The DOL has a long-held position that fiduciaries have an obligation to know, understand and evaluate all of the fees and expenses being charged to a plan, as well as the compensation of all plan providers. In that regard, the DOL stated in its Advisory Opinion 97-16A:

"…the responsible Plan fiduciaries must assure that the compensation paid directly or indirectly by the Plan to [the provider] is reasonable, taking into account the services provided to the Plan as well as any other fees or compensation received by [the provider] in connection with the investment of Plan assets. The responsible Plan fiduciaries therefore must obtain sufficient information regarding any fees or other compensation that [the provider] receives with respect to the Plan's investments in each….Fund…to make an informed decision whether [the provider's] compensation for services is no more than reasonable.

While that DOL guidance refers to plan providers (i.e., recordkeepers), it also applied to any other person or entity that provides services to a plan, such as advisers and consultants.

Unfortunately, it is easy for the DOL to say that ERISA requires that fiduciaries obtain all of the information on fees and expenses, but it is often difficult to do.

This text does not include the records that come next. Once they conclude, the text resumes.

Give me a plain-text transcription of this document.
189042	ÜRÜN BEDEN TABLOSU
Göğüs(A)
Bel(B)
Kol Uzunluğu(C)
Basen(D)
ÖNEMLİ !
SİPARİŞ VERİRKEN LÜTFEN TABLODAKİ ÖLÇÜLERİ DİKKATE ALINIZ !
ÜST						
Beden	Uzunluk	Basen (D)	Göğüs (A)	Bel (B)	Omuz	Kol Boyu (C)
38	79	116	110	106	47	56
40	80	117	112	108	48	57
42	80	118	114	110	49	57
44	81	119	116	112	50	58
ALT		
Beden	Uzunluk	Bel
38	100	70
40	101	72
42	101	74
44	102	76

In fact, it is hard to even figure out the right questions. However, the recommendations made by the Advisory Council are a great starting point. In fact, that guidance can be re-written as questions and then submitted to each of the plan providers, advisers and service providers for answers. A good adviser can help the plan fiduciaries prepare and submit the questions-and then evaluate the answers.

A recent consultant agreement we reviewed for a private sector plan contained the following:

Consultant agrees to undertake the following obligations and responsibilities with respect to the Funds for the Client:
  1. Consultant agrees to serve the Funds as a fiduciary and to assume the standard of care imposed on a fiduciary under the Employee Retirement Income Security Act of 1974 ("ERISA")
  2. Consultant agrees not to accept or receive any commission or other soft dollar payment from any source with respect to the Funds.
  3. Consultant warrants that it receives no compensation, soft dollar-based or otherwise, from any investment manager or mutual fund, and that it will continue to refrain from receiving such income during the course of this agreement.
  4. Consultant agrees not to sell any services to managers, including but not by way of limitation, banks and investment advisory companies. The purpose of this limitation is to ensure the Client receives objective advice.

The representations and disclosures in this agreement are helpful to fiduciaries by providing them the information they need to know and evaluate in order to appreciate the true costs associated with retaining the adviser. Although plan providers and advisers are not required to make a statement like this, if they cannot, they should at least be able to explain to plan officials why they cannot.

In the final analysis, the public officials charged with responsibility for operating a participant-funded 457(b) or 403(b) plan and overseeing its operations owe a duty to the employees who defer a part of their pay into the plan. A part of that duty is to make sure the employees are receiving fair value for the costs that come out of their retirement savings account, to make sure they are receiving a fair return on their invested dollars compared to the revenues being generated by the investment provider and the plan's advisors. The task is not difficult - it just requires attention and a willingness to do a little probing.